Abstract 226P
Background
The pattern of metastatic spreading in luminal-like mBC is a current field of research, but few data are available on the evolution of distant involvement after first-line (1L). We aimed to describe the trend in metastatic sites after progression to a 1L.
Methods
The study retrospectively analysed 717 consecutive luminal-like mBC patients (pts) treated at the Oncology Departments of Aviano and Udine, in Italy, between 2008 and 2020, with endocrine therapy (ET) (alone or in combination with cyclin-dependent-kinases 4/6 inhibitors [CDK4/6i]) or chemotherapy (CT) (alone or with ET maintenance). Data were collected at baseline of 1L (BL1) and at progression (PD1). McNemar and Fisher tests were used to explore pairwise differences and associations between newly identified metastatic sites and 1L treatments.
Results
Overall, bone involvement was 71.2% at BL1 and 76.4% at PD1, lung metastasis (mts) was detected in 21.7% of pts at BL1 and in 32.3% at PD1, liver mts in 21.4% at BL1 and in 31.6% at PD1. Central nervous system (CNS) mts were detected in 2.4% of pts at BL1 and in 3.5% at PD1. In the overall population, at paired nominal data test, metastatic sites were consistently increased at PD1 (liver P < 0.0001, bone P = 0.0001, CNS P = 0.0039, bone-only P < 0.0001, lung P < 0.0001, nodes P < 0.0001), as expected. Notably, a similar trend was observed across all 1L treatments, apart for CNS mts in the ET cohort, bone and CNS in both the ET+CDK4/6i and CT subgroups, bone-only disease and CNS mts in CT-ET maintenance group where no significant pairwise changes were highlighted. Analysing newly identified metastatic sites at PD1, pts treated with ET+CDK4/6i had a higher risk of developing new CNS mts (P = 0.018, expected frequency [EF] 1.1 pts vs observed frequency [OF] 3 pts), while pts treated with CT-ET maintenance had a higher risk of developing new lymph node mts (P = 0.014, EF 32.5 pts vs OF 45 pts).
Conclusions
The present study suggested the potential impact of first-line treatment strategies on the evolution of metastatic spreading in luminal-like mBC. Based on these results, future studies will be designed to develop new personalized monitoring strategies.

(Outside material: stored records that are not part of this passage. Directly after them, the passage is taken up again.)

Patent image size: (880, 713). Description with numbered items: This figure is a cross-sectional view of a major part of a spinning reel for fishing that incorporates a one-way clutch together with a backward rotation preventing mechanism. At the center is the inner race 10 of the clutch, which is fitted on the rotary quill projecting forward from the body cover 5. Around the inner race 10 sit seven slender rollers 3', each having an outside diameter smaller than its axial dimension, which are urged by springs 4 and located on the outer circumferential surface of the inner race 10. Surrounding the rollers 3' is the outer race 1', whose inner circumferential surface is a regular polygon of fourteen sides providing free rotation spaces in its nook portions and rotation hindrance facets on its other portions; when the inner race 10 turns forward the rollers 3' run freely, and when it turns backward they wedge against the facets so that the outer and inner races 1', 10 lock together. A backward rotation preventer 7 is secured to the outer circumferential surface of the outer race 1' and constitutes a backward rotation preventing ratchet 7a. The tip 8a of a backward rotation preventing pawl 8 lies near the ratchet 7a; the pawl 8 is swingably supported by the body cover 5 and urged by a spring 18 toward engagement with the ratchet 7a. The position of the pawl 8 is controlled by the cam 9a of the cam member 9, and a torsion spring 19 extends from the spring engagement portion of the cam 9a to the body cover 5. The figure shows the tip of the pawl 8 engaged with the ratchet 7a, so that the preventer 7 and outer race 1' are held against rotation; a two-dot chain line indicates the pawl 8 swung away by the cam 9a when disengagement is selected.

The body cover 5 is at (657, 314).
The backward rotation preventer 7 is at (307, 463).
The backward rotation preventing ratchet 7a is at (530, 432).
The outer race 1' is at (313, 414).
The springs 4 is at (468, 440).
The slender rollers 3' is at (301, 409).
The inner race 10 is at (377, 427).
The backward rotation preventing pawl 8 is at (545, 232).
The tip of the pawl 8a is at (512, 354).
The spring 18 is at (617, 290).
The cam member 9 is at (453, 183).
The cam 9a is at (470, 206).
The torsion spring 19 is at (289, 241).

Clinical trial identification
Editorial acknowledgement
Legal entity responsible for the study
The authors.
Funding
Has not received any funding.
Disclosure
A.M.M. Minisini: Other, Personal, Advisory Board: Novartis, MSD, Pierre-Fabre; Financial Interests, Personal, Other, honoraria: Novartis, Merck, MSD, Sunpharma, Pierre-Fabre. L. Gerratana: Other, Personal, Other, personal fees: Eli Lilly, Novartis. F. Puglisi: Financial Interests, Personal, Research Grant, grants/research: AstraZeneca, Eisai, Roche; Other, Personal, Other, honoraria or consultation fees: Amgen, AstraZeneca, Daichii Sankyo, Celgene, Eisai, Eli Lilly, Gilead, GSK, Ipsen, MSD, Novartis, Pierre-Fabre, Pfizer, Roche, Seagen, Takeda, Viatris. All other authors have declared no conflicts of interest.